Do RAWSHOT outputs include licensing clarity for storefront and paid media?

Yes. Every RAWSHOT photo comes with full commercial rights to every output, permanent and worldwide, so your team can use images across product pages and marketing without unclear rights negotiations.

Alongside that, outputs are transparently labeled and C2PA-signed with visible plus cryptographic watermarking. That combination makes it easier for brand, legal, and operations to align on publishing standards while maintaining a clean audit trail per image.

What should our team check before uploading on-model glove images to PDPs?

Verify garment fidelity by checking cut, color, pattern, and fabric drape as represented in the output. Confirm composition details like framing and product focus match the PDP slot, then validate visual style consistency with your brand system.

RAWSHOT also supports faster QA because each image carries signed provenance metadata and watermarks, and synthetic models are transparently handled. With those cues, your team can review outputs and approve with clear labeling and an audit trail per image.

How do photo token economics work if we need many glove variants and platform ratios?

Photo generation is priced per image with predictable timing—about 30–40 seconds per generation—and tokens never expire. You can generate multiple variants while keeping costs straightforward to forecast for catalog updates and campaign refreshes.

If a generation fails, tokens are refunded. Your team can also cancel in one click from the pricing page, and the per-image model avoids per-seat gates that punish growth as SKU counts rise.

Can we integrate RAWSHOT into our existing catalog pipeline for batch generation?
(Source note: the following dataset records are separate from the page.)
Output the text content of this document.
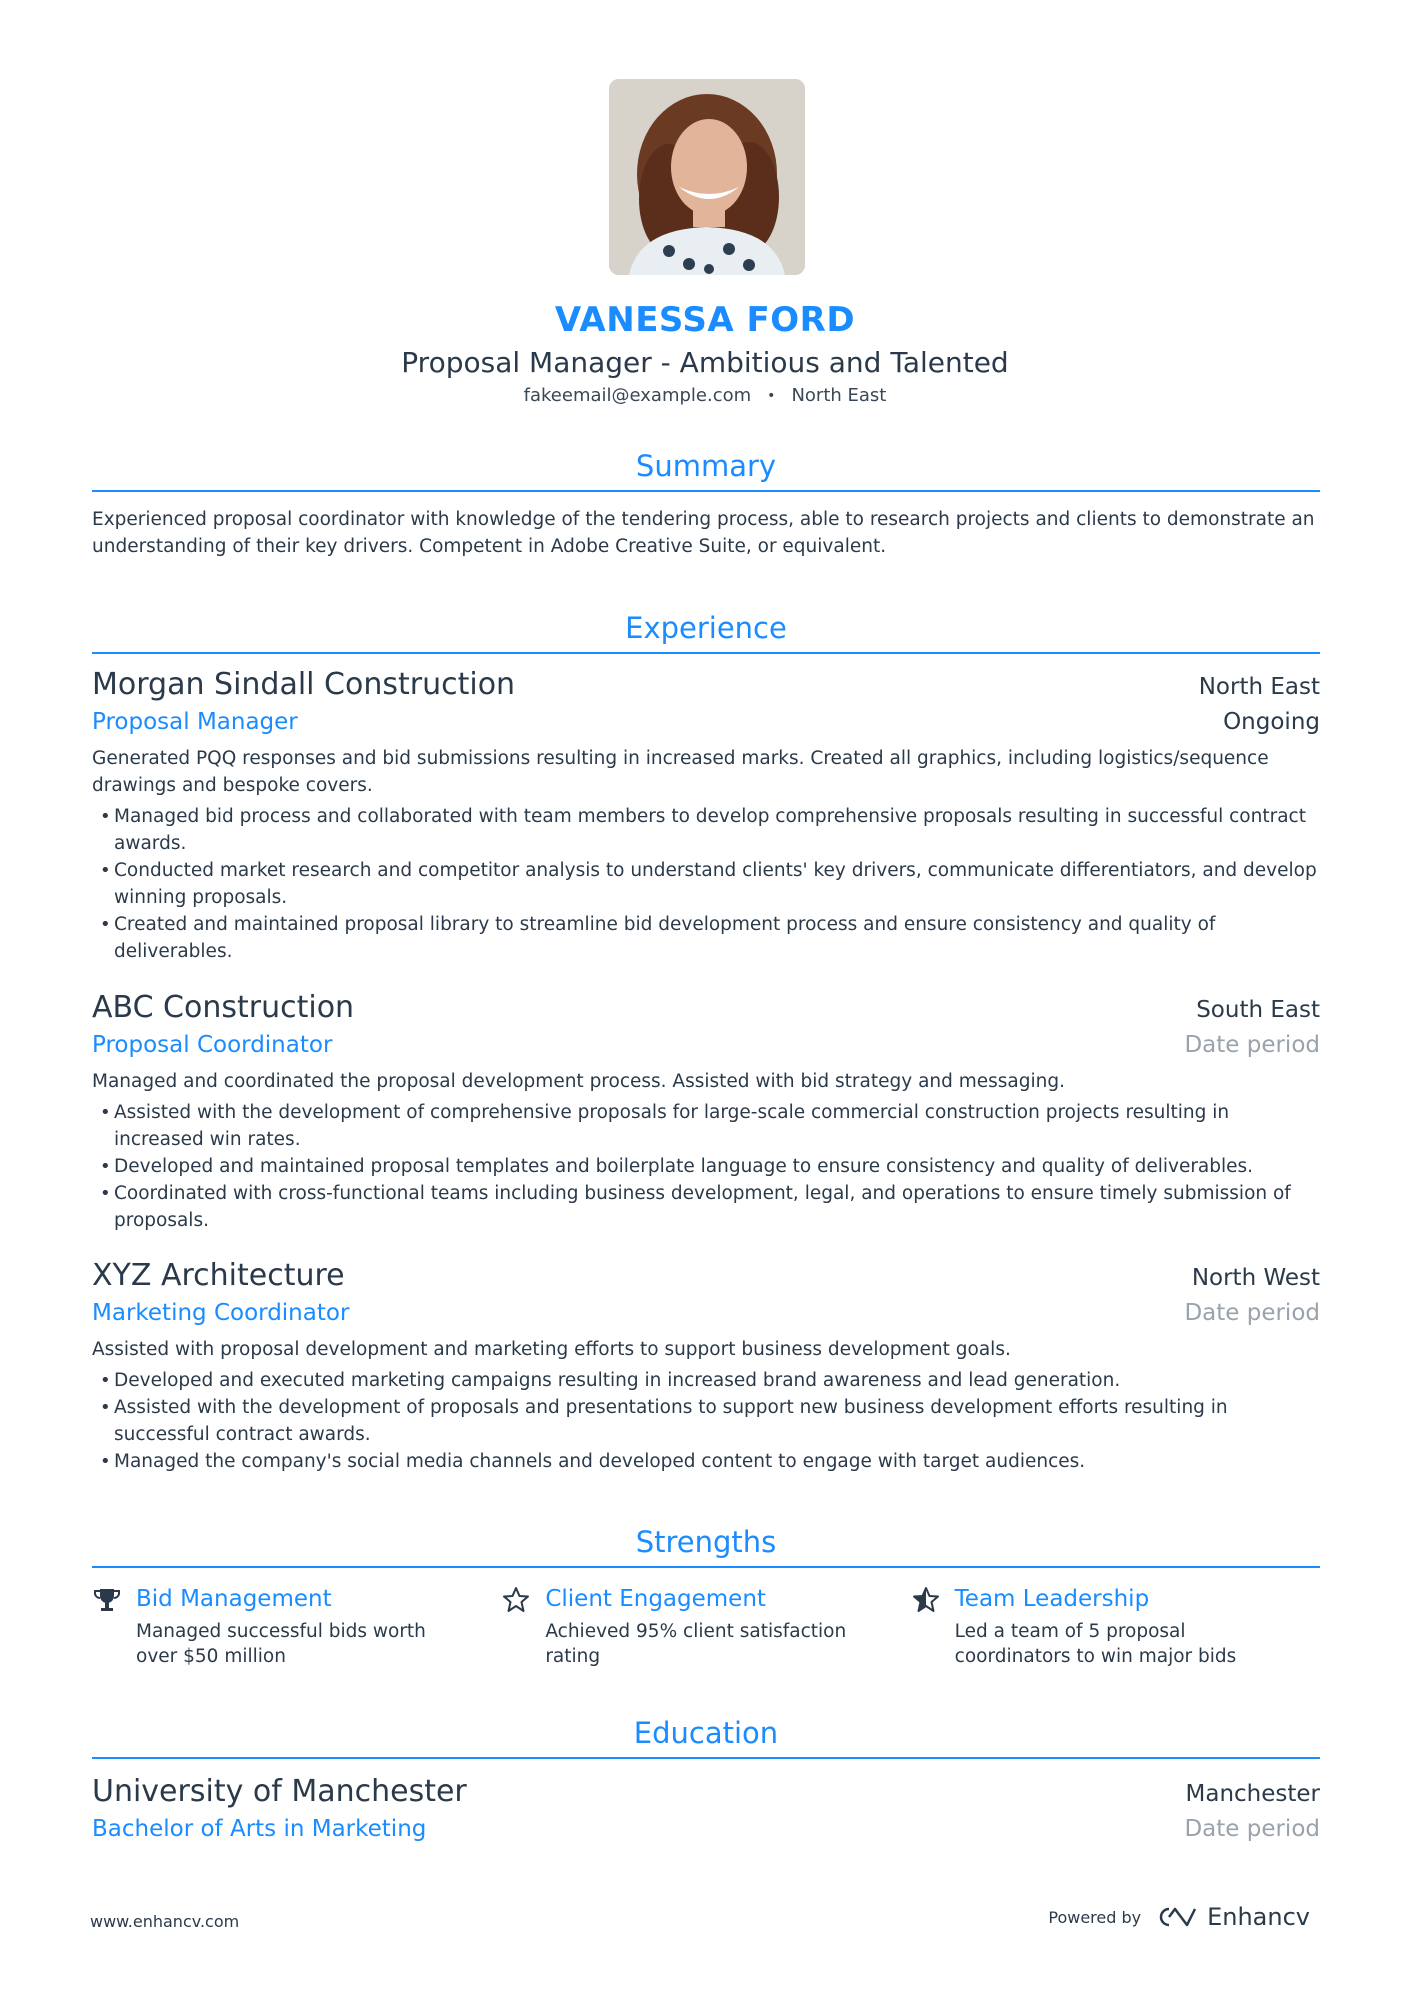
VANESSA FORD
Proposal Manager - Ambitious and Talented
fakeemail@example.com • North East
Summary
Experienced proposal coordinator with knowledge of the tendering process, able to research projects and clients to demonstrate an understanding of their key drivers. Competent in Adobe Creative Suite, or equivalent.
Experience
Morgan Sindall Construction	North East
Proposal Manager	Ongoing
Generated PQQ responses and bid submissions resulting in increased marks. Created all graphics, including logistics/sequence drawings and bespoke covers.
• Managed bid process and collaborated with team members to develop comprehensive proposals resulting in successful contract awards.
• Conducted market research and competitor analysis to understand clients' key drivers, communicate differentiators, and develop winning proposals.
• Created and maintained proposal library to streamline bid development process and ensure consistency and quality of deliverables.
ABC Construction	South East
Proposal Coordinator	Date period
Managed and coordinated the proposal development process. Assisted with bid strategy and messaging.
• Assisted with the development of comprehensive proposals for large-scale commercial construction projects resulting in increased win rates.
• Developed and maintained proposal templates and boilerplate language to ensure consistency and quality of deliverables.
• Coordinated with cross-functional teams including business development, legal, and operations to ensure timely submission of proposals.
XYZ Architecture	North West
Marketing Coordinator	Date period
Assisted with proposal development and marketing efforts to support business development goals.
• Developed and executed marketing campaigns resulting in increased brand awareness and lead generation.
• Assisted with the development of proposals and presentations to support new business development efforts resulting in successful contract awards.
• Managed the company's social media channels and developed content to engage with target audiences.
Strengths
Bid Management
Managed successful bids worth over $50 million
Client Engagement
Achieved 95% client satisfaction rating
Team Leadership
Led a team of 5 proposal coordinators to win major bids
Education
University of Manchester	Manchester
Bachelor of Arts in Marketing	Date period
www.enhancv.com	Powered by	Enhancv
Yes. RAWSHOT includes a REST API for catalog-scale pipelines, while the browser GUI supports single shoots for quick creative direction and approvals.

That lets ecommerce teams run nightly batches for glove SKUs with stable shoot controls and consistent output quality. Combined with signed audit trail metadata per image, the integration supports operational review without relying on uncertain prompt text or manually assembled provenance.

How does team workflow scale from one designer to a full ecommerce catalog operation?

Scaling is about keeping creative controls consistent while production roles change. Designers can direct shoots in the GUI, while operations and developers run the same logic through the REST API for SKU batches, keeping the shoot language coherent.

Because RAWSHOT is designed for catalog-scale pipelines with consistent model casting across SKUs, you reduce drift between variants and cut rework time. Every image includes labeling, watermarks, and signed provenance metadata, which helps the whole team move from ideation to publishing with fewer handoff problems.